Which Catchers are Best at Stealing Strikes?

Gary Sanchez has been an excellent pitch framer

With there being an off day in the World Series, let’s take a look at a leaderboard that stoked our interest this season –- which catchers did the best job of getting strikes on pitches that maybe he shouldn’t have gotten strikes on?

Our definition for this was to look at the percentage of pitches that were called strikes, and were outside the strike zone, but within two inches of an edge of the strike zone (as designed by my colleague, Andrew Kyne). This was measured per charting from BIS video scouts. This is an inexact science based on many things (and publicly available pitch-location data assisted the process), but we’re comfortable with our methods and our video scouts.

Here are the top 5.

1. Jeff Mathis, Diamondbacks (22.1%) –- Mathis was the head of the Diamondbacks three-pronged catcher platoon. Each of the others made the top 10 too, but Mathis was the best of the best.

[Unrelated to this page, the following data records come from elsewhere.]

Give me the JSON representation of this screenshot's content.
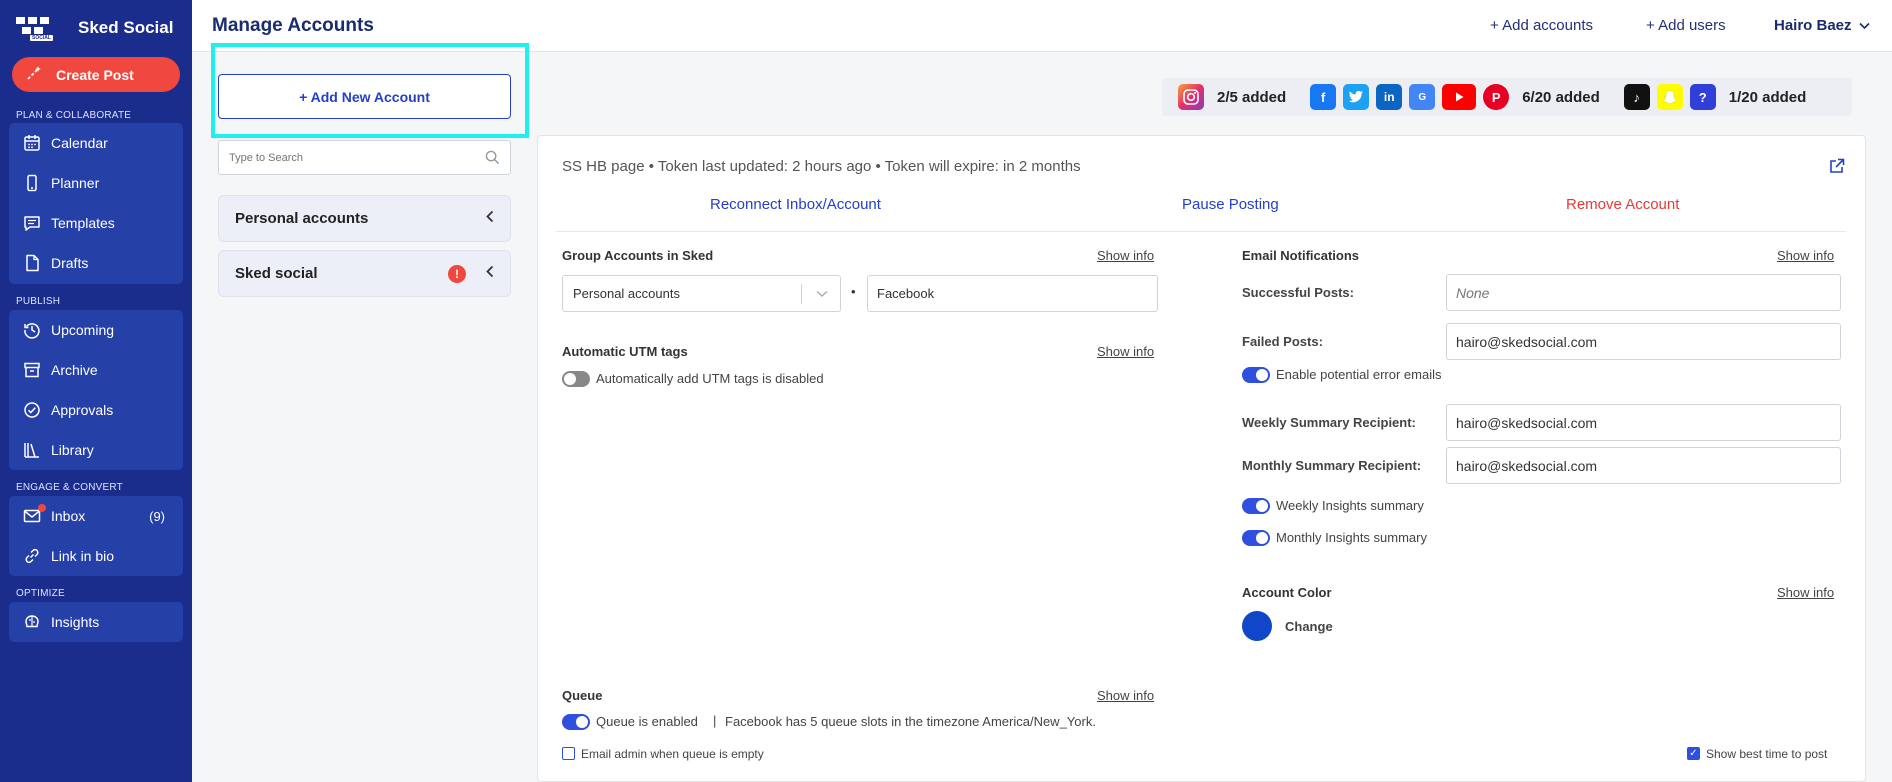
{
  "sidebar": {
    "brand": "Sked Social",
    "logo_text": "SOCIAL",
    "create_post": "Create Post",
    "sections": {
      "plan": "PLAN & COLLABORATE",
      "publish": "PUBLISH",
      "engage": "ENGAGE & CONVERT",
      "optimize": "OPTIMIZE"
    },
    "plan_items": [
      "Calendar",
      "Planner",
      "Templates",
      "Drafts"
    ],
    "publish_items": [
      "Upcoming",
      "Archive",
      "Approvals",
      "Library"
    ],
    "engage_items": [
      "Inbox",
      "Link in bio"
    ],
    "inbox_count": "(9)",
    "optimize_items": [
      "Insights"
    ]
  },
  "header": {
    "title": "Manage Accounts",
    "add_accounts": "+ Add accounts",
    "add_users": "+ Add users",
    "user": "Hairo Baez"
  },
  "accounts_panel": {
    "add_new": "+ Add New Account",
    "search_placeholder": "Type to Search",
    "groups": [
      "Personal accounts",
      "Sked social"
    ]
  },
  "quota": {
    "instagram": "2/5 added",
    "social": "6/20 added",
    "other": "1/20 added"
  },
  "account": {
    "header": "SS HB page  •  Token last updated: 2 hours ago  •  Token will expire: in 2 months",
    "reconnect": "Reconnect Inbox/Account",
    "pause": "Pause Posting",
    "remove": "Remove Account",
    "show_info": "Show info",
    "group_title": "Group Accounts in Sked",
    "group_value": "Personal accounts",
    "group_bullet": "•",
    "group_name_value": "Facebook",
    "utm_title": "Automatic UTM tags",
    "utm_label": "Automatically add UTM tags is disabled",
    "email_title": "Email Notifications",
    "successful_label": "Successful Posts:",
    "successful_placeholder": "None",
    "failed_label": "Failed Posts:",
    "failed_value": "hairo@skedsocial.com",
    "error_emails": "Enable potential error emails",
    "weekly_label": "Weekly Summary Recipient:",
    "weekly_value": "hairo@skedsocial.com",
    "monthly_label": "Monthly Summary Recipient:",
    "monthly_value": "hairo@skedsocial.com",
    "weekly_insights": "Weekly Insights summary",
    "monthly_insights": "Monthly Insights summary",
    "color_title": "Account Color",
    "color_change": "Change",
    "color_value": "#1046c8",
    "queue_title": "Queue",
    "queue_enabled": "Queue is enabled",
    "queue_separator": "|",
    "queue_info": "Facebook has 5 queue slots in the timezone America/New_York.",
    "queue_email": "Email admin when queue is empty",
    "best_time": "Show best time to post"
  },
  "colors": {
    "sidebar": "#1a2c8c",
    "accent": "#2540c8",
    "danger": "#f0483e",
    "highlight": "#1ef0f0"
  }
}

He was of major assistance to Zack Greinke, having caught all of Greinke’s starts. Mathis’ long-worked skill of getting strike calls on low pitches also helped coax a career year from Patrick Corbin, who had a 1.83 ERA in 12 starts with Mathis as his backstop.

2. Austin Barnes, Dodgers (21.4%) –- You might have thought Yasmani Grandal would be the top Dodger, but it’s actually Barnes, who doesn’t hit much, but brings great value to the pitching staff. His success rate jumped three percentage points, meaning he produced about 50 more stolen strikes than he would have at least season’s 18.3 percent rate.

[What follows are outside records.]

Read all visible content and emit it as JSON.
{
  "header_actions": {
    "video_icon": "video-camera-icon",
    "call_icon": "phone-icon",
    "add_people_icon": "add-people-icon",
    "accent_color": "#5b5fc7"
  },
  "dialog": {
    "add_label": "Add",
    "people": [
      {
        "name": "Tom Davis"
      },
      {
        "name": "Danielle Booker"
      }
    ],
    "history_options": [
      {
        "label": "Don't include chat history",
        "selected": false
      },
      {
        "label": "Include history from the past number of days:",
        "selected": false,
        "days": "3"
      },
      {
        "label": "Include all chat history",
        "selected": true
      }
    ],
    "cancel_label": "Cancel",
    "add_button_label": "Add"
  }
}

3. Gary Sanchez, Yankees (19.8%) — Sanchez’s pitch-blocking skills are much maligned, but his pitch framing compensates successfully for that.

Take a look at Sanchez’s called strike rates by location in this chart, paying specific attention to the areas with multiple asterisks. Sanchez was excellent at getting extra strikes in all three of those areas. From top to bottom (with the asterisks), he’s 7, 14 and 10 percentage points above the MLB average. And that’s just for left-handed hitters.

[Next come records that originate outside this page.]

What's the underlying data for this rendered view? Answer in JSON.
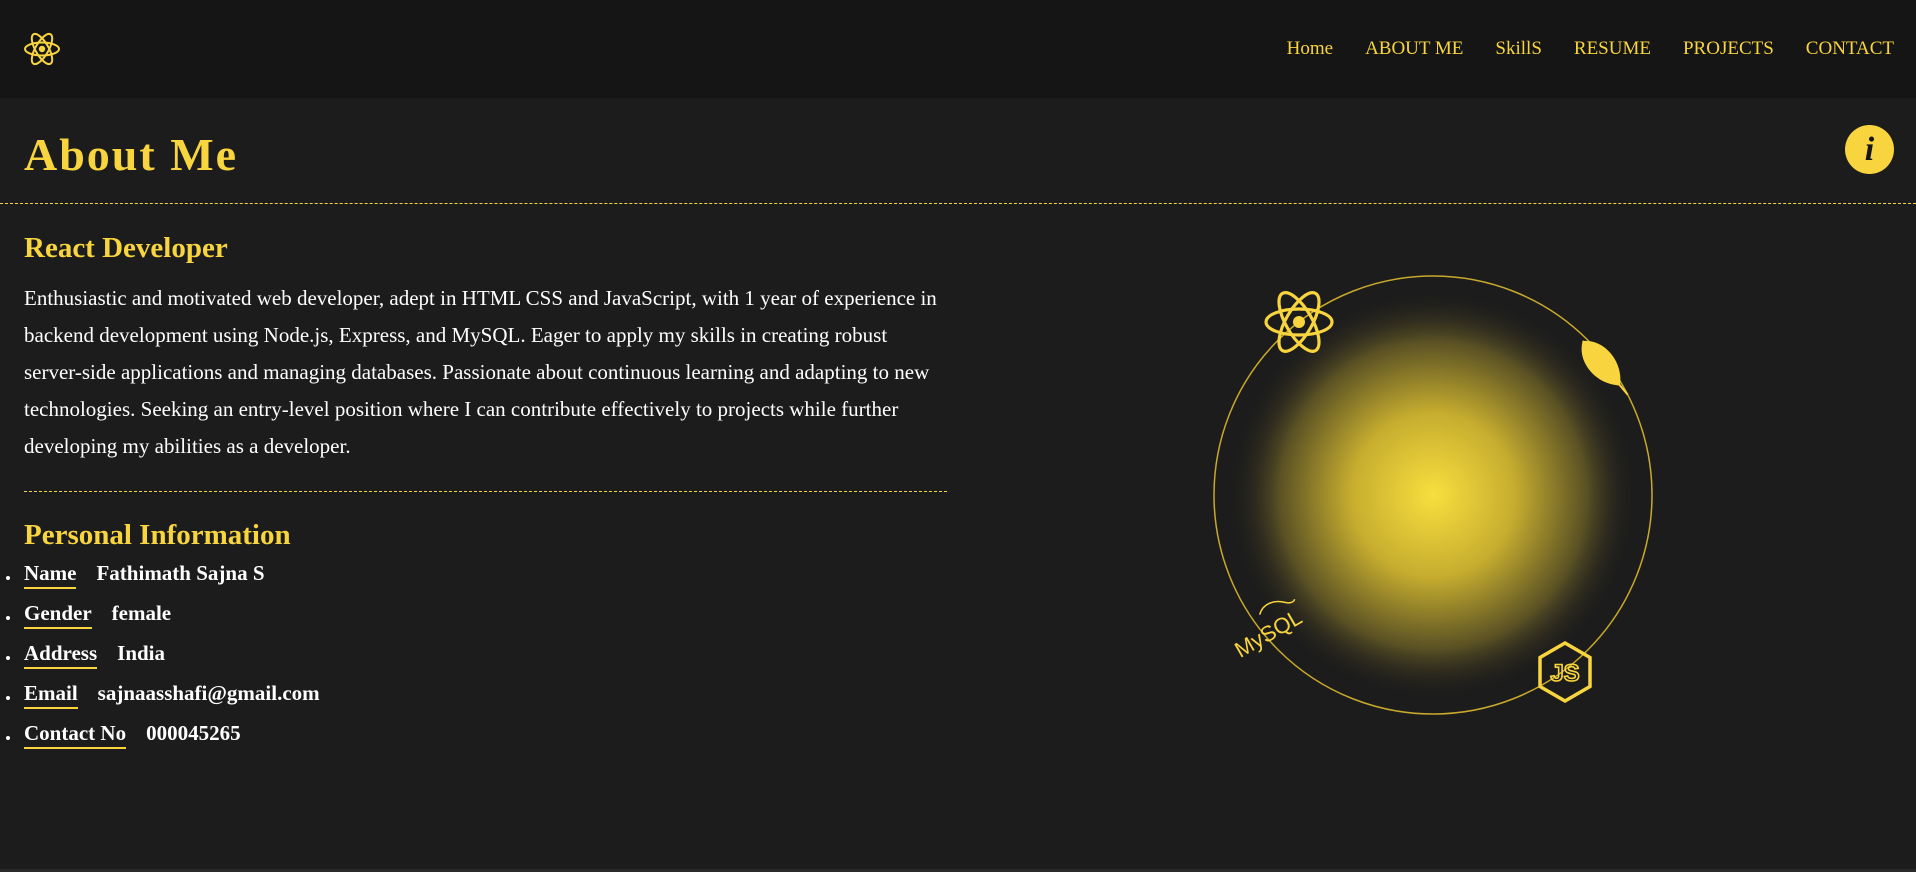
{
  "nav": {
    "logo_icon": "react-atom-icon",
    "links": [
      "Home",
      "ABOUT ME",
      "SkillS",
      "RESUME",
      "PROJECTS",
      "CONTACT"
    ]
  },
  "header": {
    "title": "About Me",
    "info_glyph": "i"
  },
  "about": {
    "role": "React Developer",
    "bio": "Enthusiastic and motivated web developer, adept in HTML CSS and JavaScript, with 1 year of experience in backend development using Node.js, Express, and MySQL. Eager to apply my skills in creating robust server-side applications and managing databases. Passionate about continuous learning and adapting to new technologies. Seeking an entry-level position where I can contribute effectively to projects while further developing my abilities as a developer."
  },
  "personal": {
    "title": "Personal Information",
    "items": [
      {
        "label": "Name",
        "value": "Fathimath Sajna S"
      },
      {
        "label": "Gender",
        "value": "female"
      },
      {
        "label": "Address",
        "value": "India"
      },
      {
        "label": "Email",
        "value": "sajnaasshafi@gmail.com"
      },
      {
        "label": "Contact No",
        "value": "000045265"
      }
    ]
  },
  "orbit": {
    "icons": [
      "react-icon",
      "leaf-icon",
      "nodejs-icon",
      "mysql-icon"
    ],
    "mysql_text": "MySQL",
    "js_text": "JS"
  },
  "colors": {
    "accent": "#f8d53e",
    "background": "#1c1c1c",
    "navbar": "#151515"
  }
}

4) Alex Avila, Diamondbacks (19.8%) — Avila has had his ups and downs with his framing success, but in 2018, he followed Mathis’ lead and was quite good, particularly with pitches that were just off the outside corner to right-handed batters and the inside corner to left-handed batters. It helped him finish with a career-high six Defensive Runs Saved.

5. Max Stassi, Astros; Luke Maile, Blue Jays, Chris Iannetta, Rockies (19.7%) — There is not a huge difference between the fifth-best and 10th-best catchers on this list. These three just happened to be in the next three spots. Stassi put a lot of effort into improving his framing in the offseason and it paid off. Maile’s pitch-framing was good in the past. This year was more noteworthy for his bat catching up to his glove. Iannetta, like Avila, has had good seasons and bad seasons. This year, he was good at stealing strikes, but didn’t rate as well on pitches in the strike zone.

Let’s note one more name since it’s pertinent to the World Series.

11. Sandy Leon, Red Sox (18.9%) — Leon is a good strike-stealer (11th rates in the top 20% of catchers), but his forte is in making sure that strikes are strikes. He has the highest called strike rate among catchers on pitches in the strike zone, at nearly 94 percent.

And let’s also note the catcher who rates at the bottom of the list.

65. Isiah Kiner-Falefa (13.1%) — The Rangers put Kiner-Falefa in a challenging spot, asking him to catch a little more than 300 innings this season. The rookie utility man who is a standout defensive third baseman, he struggled both with framing and pitch-blocking, costing his team 10 runs in total in those two areas.